A arara-azul (Anodorhynchus hyacinthinus) é a maior espécie entre as araras. Sua congênere, a arara-azul-de-lear (Anodorhynchus leari) é fenotipicamente semelhante, mas um pouco menor. Esses pássaros têm o bico mais fortes entre os psitacídeos e são capazes de quebrar facilmente os grandes frutos de diferentes palmeiras.

Um estudo científico, publicado em janeiro na revista MPDI, revelou o papel que ambas as araras têm na dispersão de sementes de 18 espécies de plantas, das quais 98% correspondem a seis espécies de palmeiras grandes. O trabalho de campo consistiu em doze expedições realizadas na Caatinga e no Cerrado e no Pantanal do Brasil e da Bolívia.

O artigo, assinado por oito pesquisadores de cinco instituições, registrou um total de 1.722 eventos de dispersão. Nesses registros, os frutos foram movimentados pelas araras a uma distância variável de até 1.620 metros. Inclusive, ambas as espécies de aves levaram frutos que haviam sido regurgitados anteriormente pelo gado para seus ninhos, registrando um caso incomum de dispersão terciária.

Segundo a pesquisa, esse mutualismo planta-animal tem sido até agora muito inesperado. Diferentemente de outras espécies de araras, que apenas consomem a polpa e descartam as sementes das palmeiras, as Anodorhynchus são capazes de quebrar a dura casca que cobre os frutos de diferentes palmeiras para consumir as sementes que dominam sua dieta.

Antes, essas araras eram consideradas exclusivamente como antagonistas das plantas. No entanto, o estudo afirma que esse papel de aparente predador de sementes pode, em última análise, representar uma relação mutualista entre as plantas e essas aves. Isso acontece quando “uma proporção funcionalmente relevante das sementes é recrutada com sucesso nos eventos de dispersão das araras, como mostramos”, afirma o artigo.

Armadilhas fotográficas do estudo registram araras-azuis colhendo frutos de palmeiras.
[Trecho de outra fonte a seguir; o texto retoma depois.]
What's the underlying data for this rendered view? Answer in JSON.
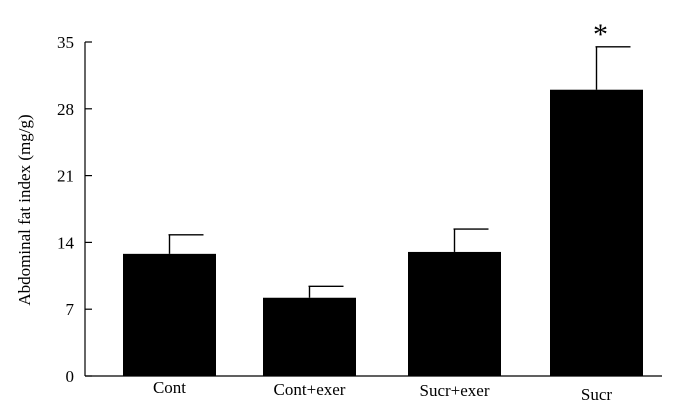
{
  "chart_data": {
    "type": "bar",
    "title": "",
    "xlabel": "",
    "ylabel": "Abdominal fat index (mg/g)",
    "ylim": [
      0,
      35
    ],
    "yticks": [
      0,
      7,
      14,
      21,
      28,
      35
    ],
    "categories": [
      "Cont",
      "Cont+exer",
      "Sucr+exer",
      "Sucr"
    ],
    "values": [
      12.8,
      8.2,
      13.0,
      30.0
    ],
    "errors": [
      2.0,
      1.2,
      2.4,
      4.5
    ],
    "annotations": [
      {
        "category": "Sucr",
        "text": "*"
      }
    ],
    "bar_color": "#000000",
    "grid": false,
    "legend": "none"
  }
}
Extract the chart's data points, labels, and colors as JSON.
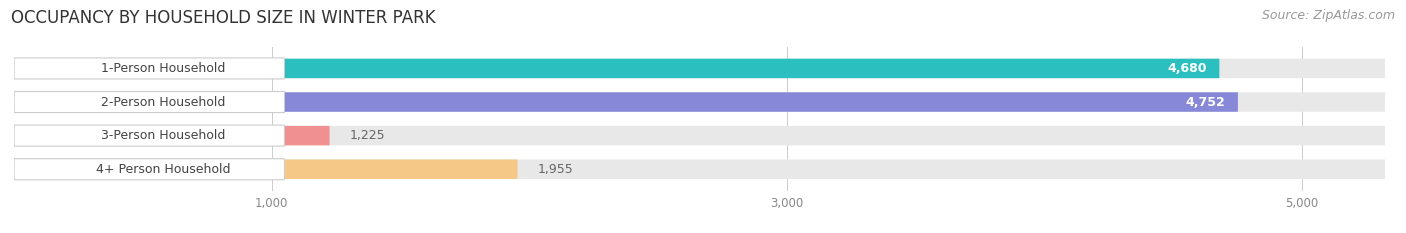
{
  "title": "OCCUPANCY BY HOUSEHOLD SIZE IN WINTER PARK",
  "source": "Source: ZipAtlas.com",
  "categories": [
    "1-Person Household",
    "2-Person Household",
    "3-Person Household",
    "4+ Person Household"
  ],
  "values": [
    4680,
    4752,
    1225,
    1955
  ],
  "bar_colors": [
    "#2bbfbf",
    "#8888d8",
    "#f09090",
    "#f5c888"
  ],
  "xlim": [
    0,
    5350
  ],
  "xticks": [
    1000,
    3000,
    5000
  ],
  "xtick_labels": [
    "1,000",
    "3,000",
    "5,000"
  ],
  "title_fontsize": 12,
  "source_fontsize": 9,
  "bar_label_fontsize": 9,
  "category_fontsize": 9,
  "bar_height": 0.58,
  "background_color": "#ffffff",
  "bar_bg_color": "#e8e8e8",
  "label_pill_color": "#ffffff",
  "label_text_color": "#444444",
  "value_inside_color": "#ffffff",
  "value_outside_color": "#666666"
}
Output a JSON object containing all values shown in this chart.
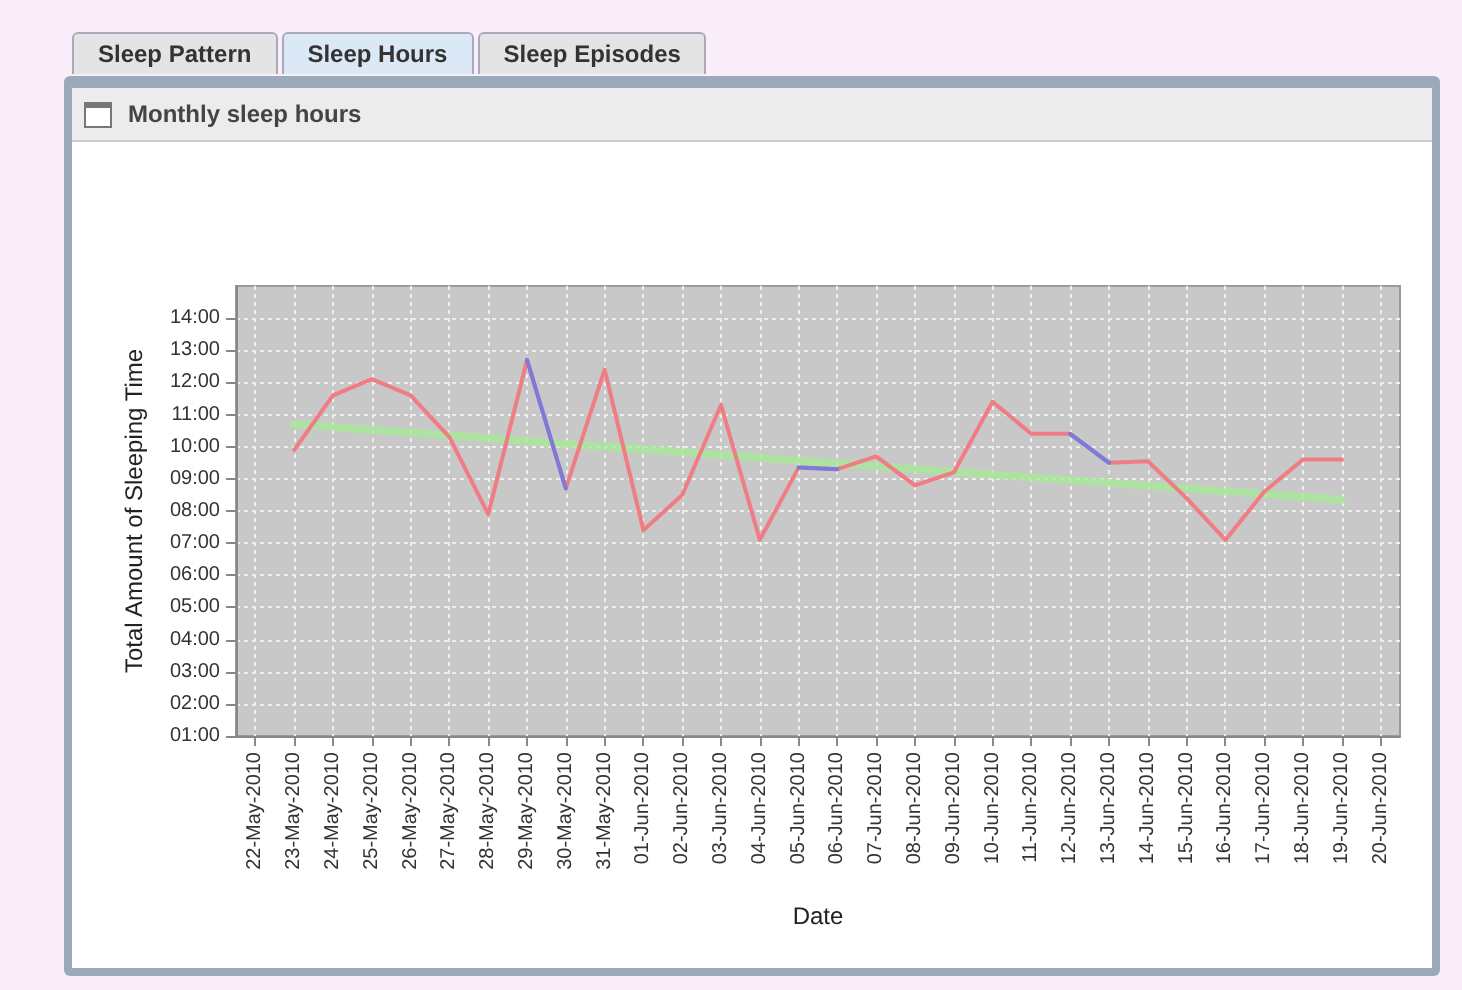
{
  "chart_data": {
    "type": "line",
    "title": "Monthly sleep hours",
    "annotations": [
      "Sleep Pattern",
      "Sleep Hours",
      "Sleep Episodes"
    ],
    "xlabel": "Date",
    "ylabel": "Total Amount of Sleeping Time",
    "categories": [
      "22-May-2010",
      "23-May-2010",
      "24-May-2010",
      "25-May-2010",
      "26-May-2010",
      "27-May-2010",
      "28-May-2010",
      "29-May-2010",
      "30-May-2010",
      "31-May-2010",
      "01-Jun-2010",
      "02-Jun-2010",
      "03-Jun-2010",
      "04-Jun-2010",
      "05-Jun-2010",
      "06-Jun-2010",
      "07-Jun-2010",
      "08-Jun-2010",
      "09-Jun-2010",
      "10-Jun-2010",
      "11-Jun-2010",
      "12-Jun-2010",
      "13-Jun-2010",
      "14-Jun-2010",
      "15-Jun-2010",
      "16-Jun-2010",
      "17-Jun-2010",
      "18-Jun-2010",
      "19-Jun-2010",
      "20-Jun-2010"
    ],
    "series": [
      {
        "color": "#f07c84",
        "values": [
          null,
          9.9,
          11.6,
          12.1,
          11.6,
          10.3,
          7.9,
          12.7,
          8.7,
          12.4,
          7.4,
          8.5,
          11.3,
          7.1,
          9.35,
          9.3,
          9.7,
          8.8,
          9.2,
          11.4,
          10.4,
          10.4,
          9.5,
          9.55,
          8.4,
          7.1,
          8.6,
          9.6,
          9.6,
          null
        ]
      },
      {
        "color": "#7b7bdc",
        "values": [
          null,
          null,
          null,
          null,
          null,
          null,
          null,
          12.7,
          8.7,
          null,
          null,
          null,
          null,
          null,
          9.35,
          9.3,
          null,
          null,
          null,
          null,
          null,
          10.4,
          9.5,
          null,
          null,
          null,
          null,
          null,
          null,
          null
        ]
      },
      {
        "type": "line",
        "color": "#a8e89a",
        "x": [
          "23-May-2010",
          "19-Jun-2010"
        ],
        "values": [
          10.7,
          8.35
        ]
      }
    ],
    "ylim": [
      1,
      15
    ],
    "yticks": [
      {
        "value": 1,
        "label": "01:00"
      },
      {
        "value": 2,
        "label": "02:00"
      },
      {
        "value": 3,
        "label": "03:00"
      },
      {
        "value": 4,
        "label": "04:00"
      },
      {
        "value": 5,
        "label": "05:00"
      },
      {
        "value": 6,
        "label": "06:00"
      },
      {
        "value": 7,
        "label": "07:00"
      },
      {
        "value": 8,
        "label": "08:00"
      },
      {
        "value": 9,
        "label": "09:00"
      },
      {
        "value": 10,
        "label": "10:00"
      },
      {
        "value": 11,
        "label": "11:00"
      },
      {
        "value": 12,
        "label": "12:00"
      },
      {
        "value": 13,
        "label": "13:00"
      },
      {
        "value": 14,
        "label": "14:00"
      }
    ],
    "grid": true,
    "marker": "none",
    "line_style": "solid"
  }
}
Foto: Estação Biológica Doñana, CSIC.

Frutos da megafauna

Para obter os resultados, os pesquisadores afirmam que se basearam em observações diretas de araras-azuis e araras-azuis-de-leares forrageando e espalhando os frutos, as quais foram complementadas por registros fotográficos. Foi assim que conseguiram obter em detalhes as taxas de dispersão dos frutos de diferentes espécies de palmeiras, como Acrocomia totai (coco-de-espinho ou macaúba) e Attalea phalerata (ouricuri) no Pantanal boliviano, e Attalea barreirensis (catolé ou coco-de-caroço-só) e Attalea eichleri (babaçu) no Cerrado.

No caso do Pantanal boliviano, os dados foram obtidos por meio de observações diretas realizadas na Área Natural de Manejo Integrado de San Matías (ANMI), uma das áreas protegidas do país, que também abriga a arara-azul.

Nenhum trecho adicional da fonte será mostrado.